A new series called the "7 financial crises that rocked the US" looks back at the most serious misdeeds in corporate America over the last century, from the world's biggest Ponzi scheme to the Enron scandal.
Liz Webber, newsletter producer at WSJ, was researching items for its flagship What's News newsletter, when she came across its archived coverage of Charles Ponzi, the namesake behind the fraudulent scheme. That led to the idea of a series the publication could provide an authoritative take on, which would also appeal to both new and existing Journal readers.
The final seven stories were selected based on feedback and input from a range of colleagues, including investing columnist Jason Zweig, finance reporters Gregory Zuckerman and Jonathan Weil, and financial reporting fellow Brenda León.
Standalone newsletters have worked well in the past. The Email Challenges are five short courses focused on personal improvement: the Money Challenge, the Investing Challenge, the Fitness Challenge, the Networking Challenge and the Healthy Habits Challenge.

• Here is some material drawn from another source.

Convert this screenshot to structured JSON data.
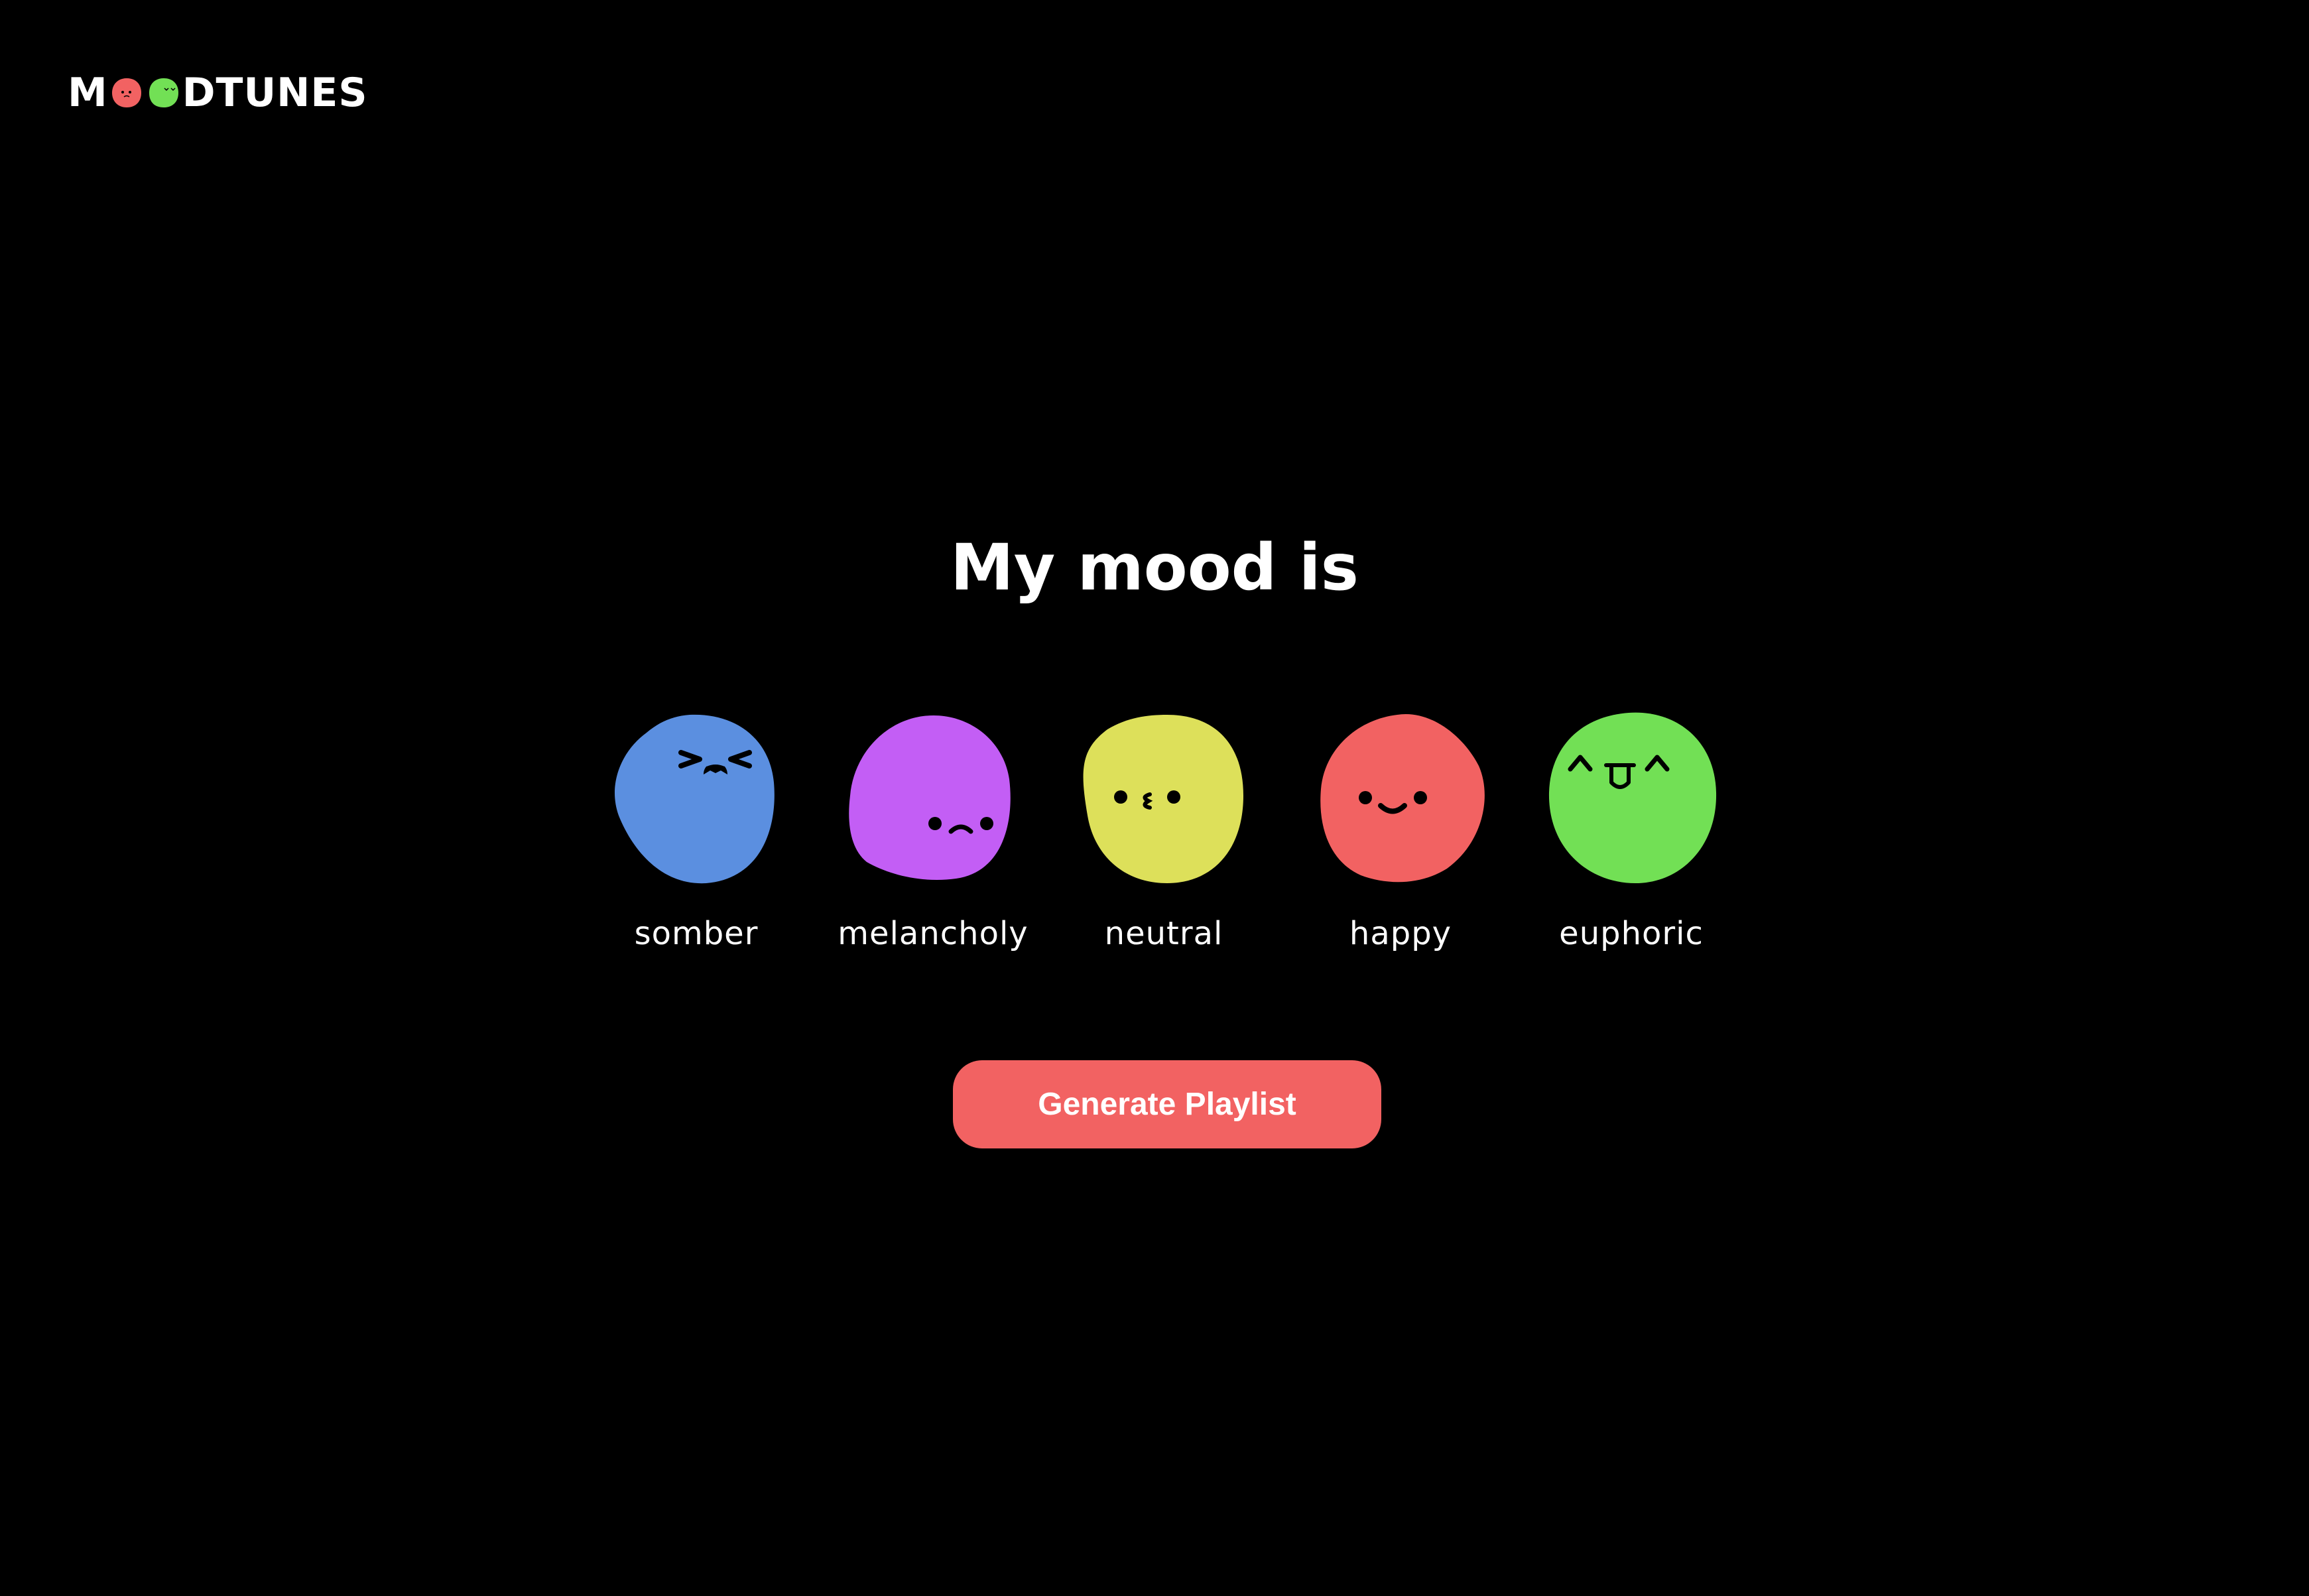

It is functionally the same: readers can sign up at any time and start receiving emails (usually once a week) from the moment they subscribe. Each Challenge lasts for five or six weeks.
"These newsletters have some of our most engaged readers, and continue to gradually add new subscribers months or years after they launch," says Webber in an email to Journalism.co.uk.
"With our Email Challenges, the expectation is that readers only have to commit a limited amount of time, but it's a topic they likely care a lot about. We envision the financial crimes series will serve a similar need, although the main draw is a juicy read rather than a desire for self-improvement."
She will seek reader feedback directly from subscriber emails and a survey posted in the final email of the series.